The two covariance matrices C1 (blue standard ellipse) and C2 (red standard ellipse) of a 2-vector of parameters can be specified by the semi axes of their standard ellipses x' C1-1 x=1 and x' C2-1 x=1, namely (a1,b1) for C1 and (a2,b2) for C2 using the sliders in the left upper corner. The direction of the major axes can be changed directly by clicking on the major axes and moving the cursor.
In case one treats the covariance C1 as reference covariance matrix, which represents the desired structure of the precision, one can require that the covariance matrix C2, derived from a certain measuring design, fully lies in C1. This is equivalent to require, that all functions of the parameters x are more precise when calculated with C2 than when calculated with C1 using variance propagation.
This requirement leads to determining the maximum of the so-called Rayleigh coefficient λ = d' C2 d/ (d' C1 d). It is obtained as largest eigenvalue of the generalized eigenvalue problem |C2 -λ C1| =0.
The applet determines the square roots of the generalized eigenvalues and shows them as √λ1 and √λ2 in the left lower corner.
The eigenvalues can be easily be characterized geometrically. Each ray from the centre intersects the two ellipses. For two such directions, except for symmetry, the tangents at these intersection points at the two ellipses are parallel, here in A1/B1, and in A'1/B'1 for C1 and in A2/B2, and in A'2/B'2 for C2, see the animation Pedal Curve. The eigenvectors are perpendicular to these tangents. However, the eigenvectors in general are not mutually orthogonal.

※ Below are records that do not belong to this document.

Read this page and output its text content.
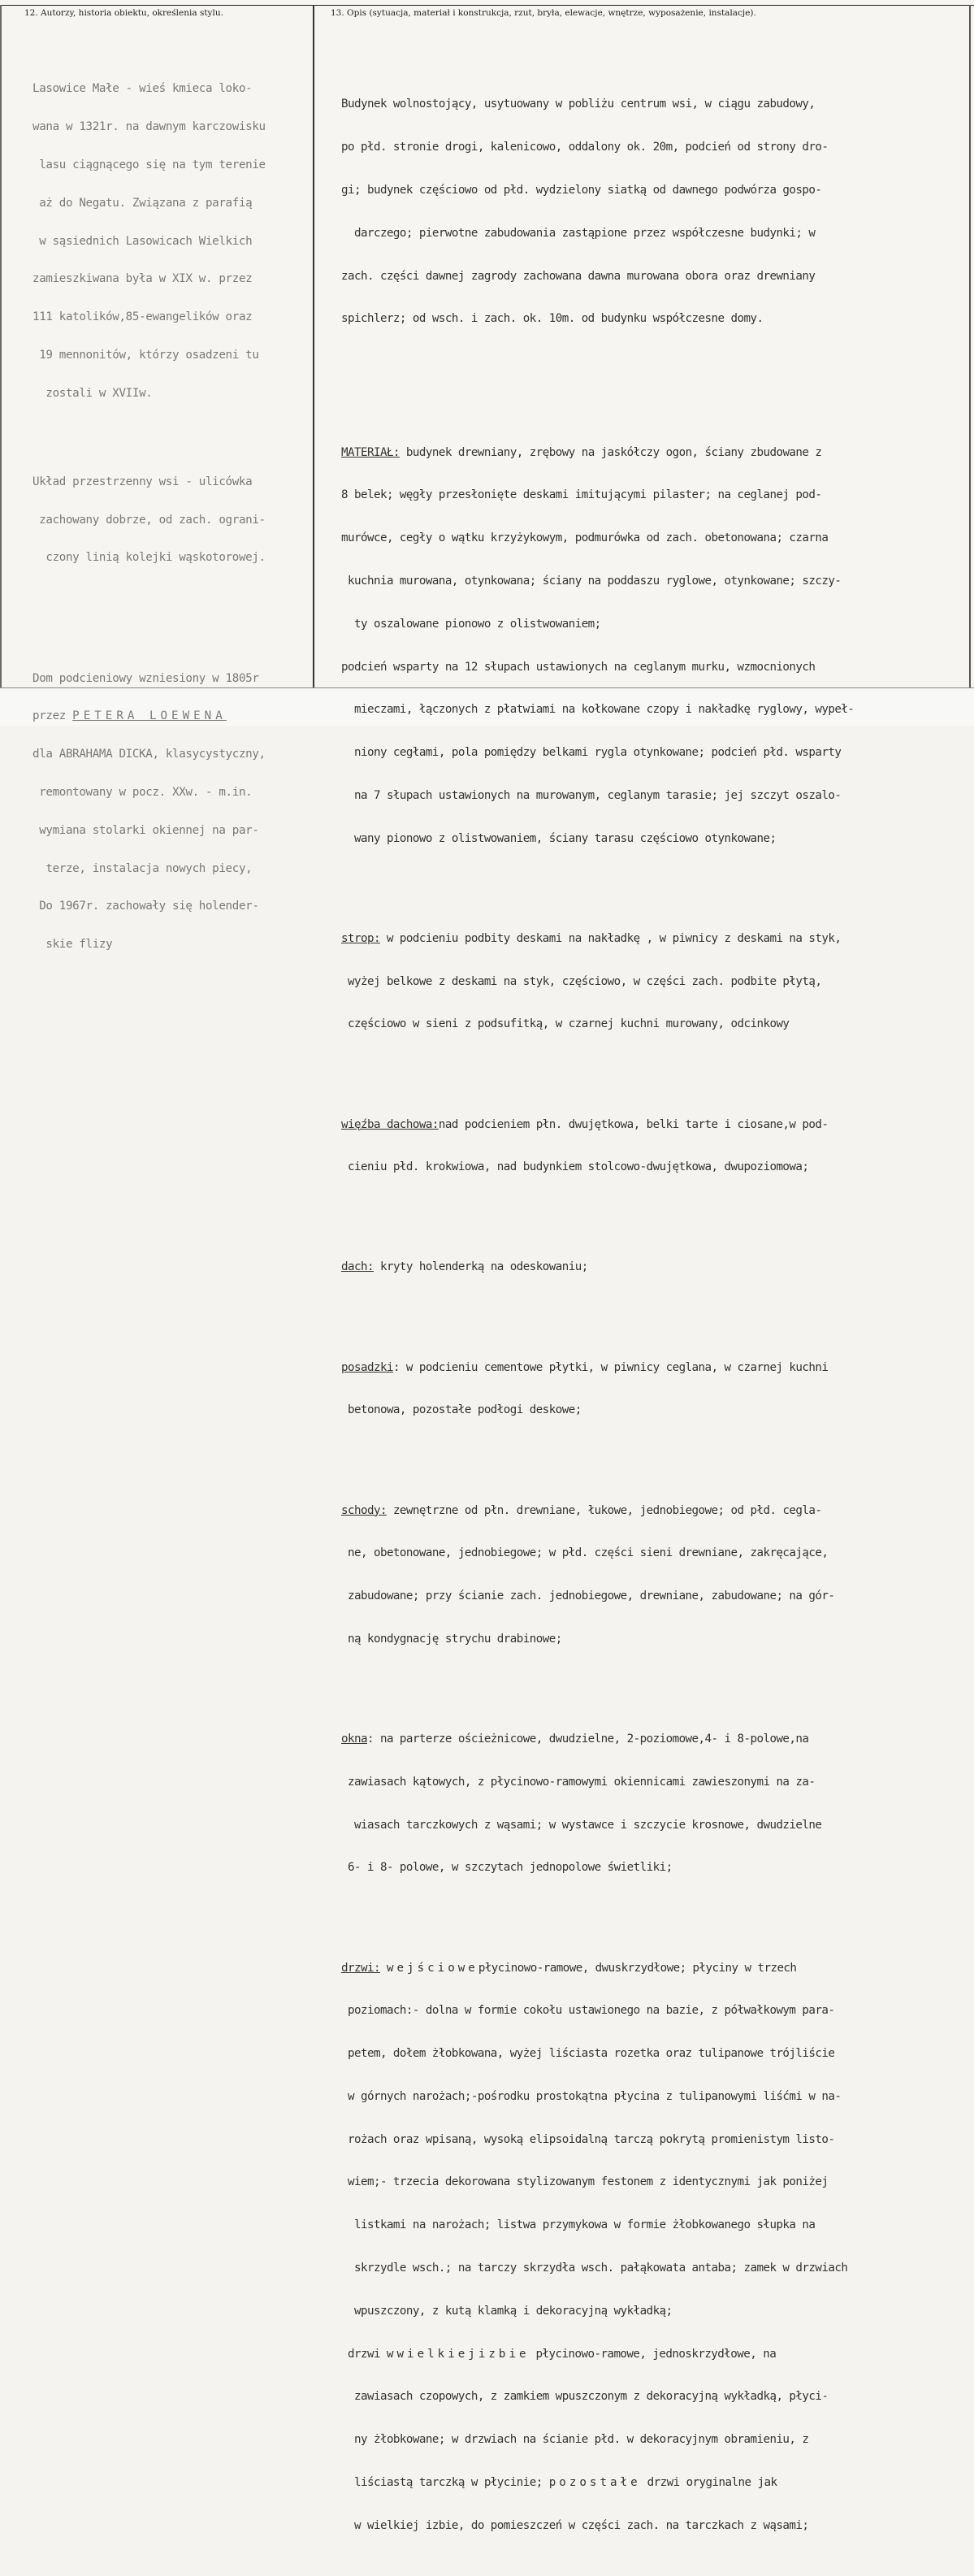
12. Autorzy, historia obiektu, określenia stylu.	13. Opis (sytuacja, materiał i konstrukcja, rzut, bryła, elewacje, wnętrze, wyposażenie, instalacje).

Lasowice Małe - wieś kmieca loko-

wana w 1321r. na dawnym karczowisku

lasu ciągnącego się na tym terenie

aż do Negatu. Związana z parafią

w sąsiednich Lasowicach Wielkich

zamieszkiwana była w XIX w. przez

111 katolików,85-ewangelików oraz

19 mennonitów, którzy osadzeni tu

zostali w XVIIw.

Układ przestrzenny wsi - ulicówka

zachowany dobrze, od zach. ograni-

czony linią kolejki wąskotorowej.

Dom podcieniowy wzniesiony w 1805r

przez PETERA LOEWENA

dla ABRAHAMA DICKA, klasycystyczny,

remontowany w pocz. XXw. - m.in.

wymiana stolarki okiennej na par-

terze, instalacja nowych piecy,

Do 1967r. zachowały się holender-

skie flizy

Budynek wolnostojący, usytuowany w pobliżu centrum wsi, w ciągu zabudowy,

po płd. stronie drogi, kalenicowo, oddalony ok. 20m, podcień od strony dro-

gi; budynek częściowo od płd. wydzielony siatką od dawnego podwórza gospo-

darczego; pierwotne zabudowania zastąpione przez współczesne budynki; w

zach. części dawnej zagrody zachowana dawna murowana obora oraz drewniany

spichlerz; od wsch. i zach. ok. 10m. od budynku współczesne domy.

MATERIAŁ: budynek drewniany, zrębowy na jaskółczy ogon, ściany zbudowane z

8 belek; węgły przesłonięte deskami imitującymi pilaster; na ceglanej pod-

murówce, cegły o wątku krzyżykowym, podmurówka od zach. obetonowana; czarna

kuchnia murowana, otynkowana; ściany na poddaszu ryglowe, otynkowane; szczy-

ty oszalowane pionowo z olistwowaniem;

podcień wsparty na 12 słupach ustawionych na ceglanym murku, wzmocnionych

mieczami, łączonych z płatwiami na kołkowane czopy i nakładkę ryglowy, wypeł-

niony cegłami, pola pomiędzy belkami rygla otynkowane; podcień płd. wsparty

na 7 słupach ustawionych na murowanym, ceglanym tarasie; jej szczyt oszalo-

wany pionowo z olistwowaniem, ściany tarasu częściowo otynkowane;

strop: w podcieniu podbity deskami na nakładkę , w piwnicy z deskami na styk,

wyżej belkowe z deskami na styk, częściowo, w części zach. podbite płytą,

częściowo w sieni z podsufitką, w czarnej kuchni murowany, odcinkowy

więźba dachowa:nad podcieniem płn. dwujętkowa, belki tarte i ciosane,w pod-

cieniu płd. krokwiowa, nad budynkiem stolcowo-dwujętkowa, dwupoziomowa;

dach: kryty holenderką na odeskowaniu;

posadzki: w podcieniu cementowe płytki, w piwnicy ceglana, w czarnej kuchni

betonowa, pozostałe podłogi deskowe;

schody: zewnętrzne od płn. drewniane, łukowe, jednobiegowe; od płd. cegla-

ne, obetonowane, jednobiegowe; w płd. części sieni drewniane, zakręcające,

zabudowane; przy ścianie zach. jednobiegowe, drewniane, zabudowane; na gór-

ną kondygnację strychu drabinowe;

okna: na parterze ościeżnicowe, dwudzielne, 2-poziomowe,4- i 8-polowe,na

zawiasach kątowych, z płycinowo-ramowymi okiennicami zawieszonymi na za-

wiasach tarczkowych z wąsami; w wystawce i szczycie krosnowe, dwudzielne

6- i 8- polowe, w szczytach jednopolowe świetliki;

drzwi: wejściowepłycinowo-ramowe, dwuskrzydłowe; płyciny w trzech

poziomach:- dolna w formie cokołu ustawionego na bazie, z półwałkowym para-

petem, dołem żłobkowana, wyżej liściasta rozetka oraz tulipanowe trójliście

w górnych narożach;-pośrodku prostokątna płycina z tulipanowymi liśćmi w na-

rożach oraz wpisaną, wysoką elipsoidalną tarczą pokrytą promienistym listo-

wiem;- trzecia dekorowana stylizowanym festonem z identycznymi jak poniżej

listkami na narożach; listwa przymykowa w formie żłobkowanego słupka na

skrzydle wsch.; na tarczy skrzydła wsch. pałąkowata antaba; zamek w drzwiach

wpuszczony, z kutą klamką i dekoracyjną wykładką;

drzwi wwielkiejizbie płycinowo-ramowe, jednoskrzydłowe, na

zawiasach czopowych, z zamkiem wpuszczonym z dekoracyjną wykładką, płyci-

ny żłobkowane; w drzwiach na ścianie płd. w dekoracyjnym obramieniu, z

liściastą tarczką w płycinie; pozostałe drzwi oryginalne jak

w wielkiej izbie, do pomieszczeń w części zach. na tarczkach z wąsami;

- Change all three parameters of for C2 (red), namely the two semi axes and the direction, such that the maximal eigenvalue becomes 1. Is this always possible?
- Choose the parameters of the covariance matrix for C2 (red) such that both eigenvalues are 0.8 (alternatively 1.5).
- Under which conditions are the eigenvectors mutually orthogonal?
- Under which conditions is problem 1 solvable?